Inspiration
I built this because I kept losing small chunks of time to my phone and wanted a simple, physical way to make starting focused work effortless. The system is a tiny Flask server and web UI plus two devices: an RPI5 that detects phones with a local CV pipeline, and a Pico W that sits on the desk as the display and controller. It is as simple as adding tasks in the browser and starting a session; the Pico shows the task and timer, accepts button inputs, and optionally notifies you when the RPI flags a phone – all running locally and physically so you don’t have to keep touching other devices.
What it does
Pi-crastinator exposes a small REST surface for session and task state. The server implements the authoritative Pomodoro timer and session transitions; clients poll or post actions against endpoints such as /api/pico. The Pico W polls the server; updates an I2C LCD (1602 style) that displays the task, time remaining, and whether a break is currently active; drives a 10‑segment LED progress bar so that users can quickly estimate how much time is left before the next session; a buzzer to indicate when a button is pressed, a transition between work and a break occurs, or to encourage the user to put their phone down; controls four buttons that can delete a task, stop a task, skip to the next work or break session, and skips to the next task; and includes a slide switch to turn phone monitoring on or off. The RPI5 runs a local phone detection pipeline (YOLO + fallbacks and Roboflow) and reports a phone detection flag to the server, where the Pico W can then notify the user of their treason via the alarm.
How we built it
I implemented the system as three cooperating pieces: a small Flask server (server/app.py) that holds the Pomodoro state and exposes endpoints like /api/pico, /api/timer-status, and /api/phone-status; a Pico W client (picow.py) running MicroPython that polls /api/pico, updates an I2C 16×2 LCD, drives a 10‑segment LED bar and a buzzer, and reads four buttons plus a slide switch with software debouncing and reconnect/retry logic; and an RPI5 phone detector (rpi5code.py) that captures frames with Picamera2, attempts YOLOv8 and falls back to a YOLOv4‑tiny OpenCV DNN, then applies short temporal smoothing and simple heuristics (area/aspect/confidence filters) before POSTing an update to the server; frames are processed in memory and not persisted.
Challenges we ran into
Debugging the I2C 1602 LCD cost more time than I expected: it had an adjustable contrast that was initially too high for text to be visible, and with me being unfamiliar with the hardware, I spent roughly fifty minutes troubleshooting why text wouldn’t appear.

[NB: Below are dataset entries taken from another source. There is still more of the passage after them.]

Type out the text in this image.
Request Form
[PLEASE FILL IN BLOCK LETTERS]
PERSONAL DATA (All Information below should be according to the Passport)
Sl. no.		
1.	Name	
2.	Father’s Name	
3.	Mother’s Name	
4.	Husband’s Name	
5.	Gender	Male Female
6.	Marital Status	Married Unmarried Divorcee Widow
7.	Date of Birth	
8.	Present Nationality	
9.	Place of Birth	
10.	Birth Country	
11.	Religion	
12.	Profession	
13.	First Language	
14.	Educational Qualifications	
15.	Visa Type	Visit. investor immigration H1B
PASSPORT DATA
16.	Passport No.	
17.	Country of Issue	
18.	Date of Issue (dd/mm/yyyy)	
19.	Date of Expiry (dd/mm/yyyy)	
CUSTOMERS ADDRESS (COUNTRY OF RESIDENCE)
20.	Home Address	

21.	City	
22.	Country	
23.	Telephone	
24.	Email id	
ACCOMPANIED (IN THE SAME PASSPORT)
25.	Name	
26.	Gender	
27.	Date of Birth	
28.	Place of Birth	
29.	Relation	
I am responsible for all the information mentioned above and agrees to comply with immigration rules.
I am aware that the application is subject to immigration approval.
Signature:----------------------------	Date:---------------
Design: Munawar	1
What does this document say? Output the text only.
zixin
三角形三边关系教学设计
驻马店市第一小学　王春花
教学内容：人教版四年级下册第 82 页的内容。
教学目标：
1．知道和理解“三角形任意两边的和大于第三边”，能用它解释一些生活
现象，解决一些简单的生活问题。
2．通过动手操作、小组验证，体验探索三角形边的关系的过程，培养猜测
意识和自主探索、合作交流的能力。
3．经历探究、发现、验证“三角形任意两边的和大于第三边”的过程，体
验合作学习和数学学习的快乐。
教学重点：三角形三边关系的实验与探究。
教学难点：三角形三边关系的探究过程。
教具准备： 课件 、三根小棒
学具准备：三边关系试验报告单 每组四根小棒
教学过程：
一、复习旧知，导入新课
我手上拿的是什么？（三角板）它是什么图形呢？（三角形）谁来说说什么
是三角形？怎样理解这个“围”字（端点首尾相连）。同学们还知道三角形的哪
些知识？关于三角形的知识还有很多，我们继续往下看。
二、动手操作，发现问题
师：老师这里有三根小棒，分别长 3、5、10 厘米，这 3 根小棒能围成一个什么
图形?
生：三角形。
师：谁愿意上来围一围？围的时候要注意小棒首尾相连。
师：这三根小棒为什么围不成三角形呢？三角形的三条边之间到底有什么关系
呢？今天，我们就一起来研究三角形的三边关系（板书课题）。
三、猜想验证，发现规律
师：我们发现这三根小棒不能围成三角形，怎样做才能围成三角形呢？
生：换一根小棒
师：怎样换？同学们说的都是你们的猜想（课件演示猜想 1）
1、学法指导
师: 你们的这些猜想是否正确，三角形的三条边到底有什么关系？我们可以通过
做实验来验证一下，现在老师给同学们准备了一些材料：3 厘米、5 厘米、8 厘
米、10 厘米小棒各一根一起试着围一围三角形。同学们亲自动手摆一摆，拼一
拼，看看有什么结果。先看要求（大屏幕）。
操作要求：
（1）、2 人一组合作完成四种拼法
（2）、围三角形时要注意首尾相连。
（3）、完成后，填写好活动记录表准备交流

Running and testing the phone‑detection pipeline on the RPI5 introduced another class of problems. Installing and configuring the various toolchains on a Linux Pi exposed dependency and runtime conflicts that required scripted installs and fallbacks, and the detection task itself proved hardest: phones are frequently occluded, rotated, or seen in poor lighting, so making the detector usable in just some scenarios was quite difficult.
Accomplishments that we're proud of
We implemented a compact, maintainable stack that ties real hardware to a real server with pragmatic choices at each layer. On the Pico side, the I2C 1602 LCD integration, the 10‑segment LED bar, the slide switch for phone‑monitoring, and robust button handling (debounce and per‑button timestamping) are all implemented and tested in the field. The buzzer supports short, configurable patterns and a background blare thread for sustained alerts when needed.
On the server side, the timer is authoritative and supports session counting and automatic long‑break logic. The /api/pico endpoint returns a full snapshot of task, timer, and phone state so the Pico can reconcile locally without complex protocols. The RPI detection module runs inference locally and gracefully falls back to simpler detectors or heuristics when the primary model is unavailable. Overall, the system is resilient to typical edge cases: intermittent Wi‑Fi, brief detection noise, and user actions from multiple clients.
What we learned
Working with the hardware taught me how to read hardware documentation more effectively and I became more familiar with moderately-popular hardware like the I2C LCD and the slide switch wiring. Managing the RPI5 detection stack gave me a lot of experience with working with Linux (as it was running a Debian-based OS), especially since I accessed it through the CLI and XQuartz. Finally, I also recapped working with APIs (this being my second project where I implemented them) as I had to develop my own as well as use the one provided by Roboflow when building the phone detection model.
What's next for Pi‑crastinator
Next, I want to add inetgration with iCloud reminders, Microsoft ToDo, and Google Tasks, and then add a short calibration flow for the RPi camera so detection adapts to different rooms and lighting. I want to add an analytics view so people can see when they are the most focused and most distracted. Beyond that, I want to add a settings menu for users to configure their own UI and tune buzzer volume, LED intensity, and session lengths. None of these are revolutionary, but together, they make the tool more respectful, more useful, and more likely to become a habit.